Soyez réactifs ! Voilà bien une injonction de notre époque. Valeur essentielle prônée dans l’entreprise, qualité sportive indéniable, plus-value objective dans des mondes où l’on fustige les mous, les lents et tout ce qui pourrait représenter un signe d’apathie.

Progressivement, un glissement sémantique s’est opéré entre la capacité d’adaptation, d’une part, et la réactivité d’autre part, cette capacité à agir vite face à une stimulation de l’environnement. Lorsqu’une équipe de foot remonte au score, on dit qu’elle a bien réagi, mais on utilise également les mêmes termes pour qualifier pêle-mêle la mise en place d’une politique d’urgence face à une situation de crise ou le plan d’action triennal d’une entreprise qui lui a permis de se repositionner sur le marché : ils ont bien réagi. Or, ça n’est pas la même chose.
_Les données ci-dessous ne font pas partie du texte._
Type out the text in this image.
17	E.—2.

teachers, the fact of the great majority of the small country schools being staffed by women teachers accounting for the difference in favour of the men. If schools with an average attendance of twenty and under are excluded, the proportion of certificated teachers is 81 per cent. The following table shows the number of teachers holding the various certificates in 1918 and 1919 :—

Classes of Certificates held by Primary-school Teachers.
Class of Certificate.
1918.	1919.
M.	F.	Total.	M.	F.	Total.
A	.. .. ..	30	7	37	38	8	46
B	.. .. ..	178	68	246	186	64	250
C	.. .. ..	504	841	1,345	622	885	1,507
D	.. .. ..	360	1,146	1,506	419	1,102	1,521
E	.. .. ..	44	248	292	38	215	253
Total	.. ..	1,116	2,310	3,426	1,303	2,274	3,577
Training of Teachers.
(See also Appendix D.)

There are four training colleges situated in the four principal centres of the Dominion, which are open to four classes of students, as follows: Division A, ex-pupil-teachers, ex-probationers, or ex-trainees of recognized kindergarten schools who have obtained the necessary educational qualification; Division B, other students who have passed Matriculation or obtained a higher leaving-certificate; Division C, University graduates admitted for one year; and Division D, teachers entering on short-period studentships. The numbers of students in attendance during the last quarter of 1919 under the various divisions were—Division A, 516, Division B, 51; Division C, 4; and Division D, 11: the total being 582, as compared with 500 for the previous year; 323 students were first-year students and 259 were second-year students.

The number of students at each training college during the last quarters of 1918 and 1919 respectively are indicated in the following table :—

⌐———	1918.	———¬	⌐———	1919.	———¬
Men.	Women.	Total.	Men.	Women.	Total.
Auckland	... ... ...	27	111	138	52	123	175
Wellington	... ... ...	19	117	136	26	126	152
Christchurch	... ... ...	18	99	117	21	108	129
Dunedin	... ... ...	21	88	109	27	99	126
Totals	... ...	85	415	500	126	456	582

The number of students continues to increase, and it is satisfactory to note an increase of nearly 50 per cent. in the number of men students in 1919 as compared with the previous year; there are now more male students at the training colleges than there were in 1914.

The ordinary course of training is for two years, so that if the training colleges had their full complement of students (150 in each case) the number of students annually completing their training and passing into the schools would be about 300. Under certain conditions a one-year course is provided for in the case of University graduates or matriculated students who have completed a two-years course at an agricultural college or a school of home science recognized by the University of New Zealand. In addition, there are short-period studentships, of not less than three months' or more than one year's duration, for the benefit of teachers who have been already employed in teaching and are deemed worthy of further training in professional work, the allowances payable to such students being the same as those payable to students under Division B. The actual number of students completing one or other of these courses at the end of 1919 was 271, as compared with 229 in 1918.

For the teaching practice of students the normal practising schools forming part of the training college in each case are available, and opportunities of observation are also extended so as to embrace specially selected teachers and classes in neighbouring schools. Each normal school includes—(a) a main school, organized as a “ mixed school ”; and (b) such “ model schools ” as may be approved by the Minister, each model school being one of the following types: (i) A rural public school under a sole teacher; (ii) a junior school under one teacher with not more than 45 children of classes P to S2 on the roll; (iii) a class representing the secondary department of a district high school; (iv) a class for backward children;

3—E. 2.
La réaction pour se prévaloir du danger

En tant qu’animal, la capacité de réaction est très utile. Fuir lorsque le prédateur arrive ou au contraire lui faire face pour combattre, faire le mort parce qu’il est déjà trop proche pour avoir une chance de lui échapper sont des façons d’agir plus adaptées à la réalité que de tenter un dialogue avec lui sur la nécessité de créer une société non violente. On aura reconnu le fight-flight-freeze [1] cher aux comportementalistes et sur lequel la littérature pullule. Ces mécanismes nous rappellent à notre condition animale : il nous reste un instinct et il est utile dans certaines circonstances.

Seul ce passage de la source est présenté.